Three years after its last train hit the buffers, landlocked Nepal is building a new railway network to boost its ailing economy, helped by the rivalry between its powerful neighbors, China and India.
The railway to India was a lifeline for the small southern frontier town of Janakpur, used to import everything from sweets to clothes and cosmetics and fueling a vibrant border economy.
However, it fell into disrepair after years of neglect and since 2014, the train has sat stationary, its rusting carcass now a playground for local children, while Janakpur’s markets are empty.
Photo: AFP
“When the train was running, we would have a lot of business. I was easily providing [for] my family,” said Shyam Sah, whose small family-run cosmetics shop has suffered an 80 percent drop in profits since the railway closed.
Now it is being rebuilt with Indian backing, one of three new rail lines — one funded by China in the north and a third by Nepal itself — that the nation hopes will help boost international trade.
Nepal remains largely isolated from the global economy, dependent on aid and remittances.
Growth slowed dramatically after a 2015 earthquake, but is expected to normalize at 5 percent from next year — one of the slowest rates in South Asia — according to the World Bank.
It has courted its two large neighbors for investment in an attempt to plug itself into a rail network that links the far eastern reaches of Asia with Europe, but geography is not on its side.
The Himalayas form a natural border between Nepal and China, leaving it largely dependent on India — with which it shares a 1,400km open border — for the majority of its imports and exports.

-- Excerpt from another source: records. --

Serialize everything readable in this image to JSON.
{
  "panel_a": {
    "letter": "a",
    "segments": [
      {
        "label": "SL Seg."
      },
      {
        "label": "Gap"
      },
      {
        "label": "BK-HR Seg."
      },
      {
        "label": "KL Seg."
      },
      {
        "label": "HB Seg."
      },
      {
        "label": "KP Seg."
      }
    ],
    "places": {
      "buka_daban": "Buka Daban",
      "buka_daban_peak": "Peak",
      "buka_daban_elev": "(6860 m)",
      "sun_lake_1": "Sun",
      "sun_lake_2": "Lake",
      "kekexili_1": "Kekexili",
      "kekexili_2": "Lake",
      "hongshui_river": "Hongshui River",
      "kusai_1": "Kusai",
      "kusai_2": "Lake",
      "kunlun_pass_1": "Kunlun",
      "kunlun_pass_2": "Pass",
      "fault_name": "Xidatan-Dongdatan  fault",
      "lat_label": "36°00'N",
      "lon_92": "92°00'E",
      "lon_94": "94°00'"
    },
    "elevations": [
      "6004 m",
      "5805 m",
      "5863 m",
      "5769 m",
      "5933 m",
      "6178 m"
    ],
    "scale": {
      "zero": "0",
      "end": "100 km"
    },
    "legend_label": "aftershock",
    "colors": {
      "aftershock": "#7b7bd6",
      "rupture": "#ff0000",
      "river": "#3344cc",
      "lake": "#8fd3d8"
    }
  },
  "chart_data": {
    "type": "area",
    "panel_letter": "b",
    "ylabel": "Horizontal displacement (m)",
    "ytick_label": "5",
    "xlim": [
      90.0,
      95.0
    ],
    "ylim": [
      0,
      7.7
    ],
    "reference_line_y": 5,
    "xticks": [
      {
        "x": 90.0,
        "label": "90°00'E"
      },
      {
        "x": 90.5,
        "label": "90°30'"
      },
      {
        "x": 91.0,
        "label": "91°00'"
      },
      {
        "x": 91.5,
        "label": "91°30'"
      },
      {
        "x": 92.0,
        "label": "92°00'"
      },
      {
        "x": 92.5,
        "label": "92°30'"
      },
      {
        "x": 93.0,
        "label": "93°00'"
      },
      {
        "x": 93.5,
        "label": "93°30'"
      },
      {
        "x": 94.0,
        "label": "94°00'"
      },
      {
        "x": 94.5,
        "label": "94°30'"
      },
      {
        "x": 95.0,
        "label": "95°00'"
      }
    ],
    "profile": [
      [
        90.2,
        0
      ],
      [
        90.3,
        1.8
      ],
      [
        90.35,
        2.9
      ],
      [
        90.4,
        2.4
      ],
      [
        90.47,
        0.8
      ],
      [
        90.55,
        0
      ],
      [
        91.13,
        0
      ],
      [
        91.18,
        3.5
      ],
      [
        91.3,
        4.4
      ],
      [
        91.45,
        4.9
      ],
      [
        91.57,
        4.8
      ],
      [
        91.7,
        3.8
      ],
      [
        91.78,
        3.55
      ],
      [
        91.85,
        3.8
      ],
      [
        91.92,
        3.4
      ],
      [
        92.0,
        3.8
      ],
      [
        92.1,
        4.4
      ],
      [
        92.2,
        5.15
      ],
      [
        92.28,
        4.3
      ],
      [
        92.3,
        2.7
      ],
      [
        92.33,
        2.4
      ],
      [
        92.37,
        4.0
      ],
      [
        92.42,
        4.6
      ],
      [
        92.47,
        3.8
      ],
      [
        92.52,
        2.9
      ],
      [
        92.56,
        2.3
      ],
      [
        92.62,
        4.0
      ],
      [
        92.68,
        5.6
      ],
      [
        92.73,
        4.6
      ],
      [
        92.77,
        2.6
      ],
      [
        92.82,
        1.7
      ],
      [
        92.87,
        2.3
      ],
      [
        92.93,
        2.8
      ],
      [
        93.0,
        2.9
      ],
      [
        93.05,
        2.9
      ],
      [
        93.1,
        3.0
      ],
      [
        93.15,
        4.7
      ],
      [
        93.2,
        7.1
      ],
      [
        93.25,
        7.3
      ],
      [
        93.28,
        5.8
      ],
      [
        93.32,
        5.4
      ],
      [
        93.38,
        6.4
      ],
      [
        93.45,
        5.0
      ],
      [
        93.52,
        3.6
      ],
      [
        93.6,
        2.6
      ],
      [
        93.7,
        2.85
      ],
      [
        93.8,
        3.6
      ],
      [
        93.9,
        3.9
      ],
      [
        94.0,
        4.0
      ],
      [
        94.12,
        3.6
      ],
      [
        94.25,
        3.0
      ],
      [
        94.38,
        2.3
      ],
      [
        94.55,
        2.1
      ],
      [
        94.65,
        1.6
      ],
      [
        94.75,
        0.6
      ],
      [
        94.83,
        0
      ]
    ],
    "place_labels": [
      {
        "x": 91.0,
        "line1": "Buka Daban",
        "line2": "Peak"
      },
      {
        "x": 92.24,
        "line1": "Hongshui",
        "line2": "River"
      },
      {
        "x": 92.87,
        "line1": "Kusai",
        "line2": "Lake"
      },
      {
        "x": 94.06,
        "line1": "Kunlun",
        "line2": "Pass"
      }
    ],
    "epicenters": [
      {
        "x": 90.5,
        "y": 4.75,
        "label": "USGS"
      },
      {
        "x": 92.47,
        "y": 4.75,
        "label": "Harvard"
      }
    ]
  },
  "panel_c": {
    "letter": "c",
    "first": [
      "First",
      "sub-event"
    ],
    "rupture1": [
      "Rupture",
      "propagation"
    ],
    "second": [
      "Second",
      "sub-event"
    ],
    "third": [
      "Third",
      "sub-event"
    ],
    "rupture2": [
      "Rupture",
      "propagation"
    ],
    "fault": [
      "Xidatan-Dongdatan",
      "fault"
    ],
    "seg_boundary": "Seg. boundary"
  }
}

Kathmandu has tilted toward Beijing as part of a nationalist drive to decrease the nation’s reliance on New Delhi.
China has responded, ramping up its diplomatic ties with Nepal, mostly through large-scale infrastructure investments.
This year, Beijing pledged US$8.3 billion to build roads and hydropower plants in Nepal, dwarfing India’s commitments of US$317 million.
Feasibility studies are also underway for a Beijing-backed railway connecting Kathmandu to Lhasa, cutting straight through the Himalayas at an estimated cost of US$8 billion.
Ankit Panda, senior editor at The Diplomat magazine, said that could be a game-changer.
“The rail line with China holds potential depending on the demand side of the equation, on how China allows Nepal to leverage that link for commercial growth opportunities,” he said.
However, it has strained relations between India and China, who are locked in a tense standoff on a remote Himalayan plateau in Bhutan sparked by a new road being built by China.
“China knows that its checkbook diplomacy with the smaller Asian states is a sore point with India, which simply cannot afford to put up the kind of capital outlays that the Chinese promise,” Panda said.
New Delhi is funding the reconstruction of the Janakpur line, rebuilding the tracks to carry broad-gauge trains that would allow it to connect to the rest of the subcontinent’s expansive rail network.
Meanwhile, Nepal is building a 945km line that is to cut across the southern plains from east to west.
Nearly a third of the track has been built, but construction has stalled for lack of funds and it is not clear when it work will finish.
Some experts warn that Nepal has become a “de facto” battleground in a geopolitical struggle for regional supremacy between India and China — a position that Kathmandu must navigate carefully.
Meanwhile, the people of Janakpur are eagerly awaiting the rail revival that is to connect them to India once again.
“When the train stopped, everything finished. Business has gone down for all of the city,” bookshop owner Rajendra Kusuwah said. “After the new rail comes, it will open doors for development.”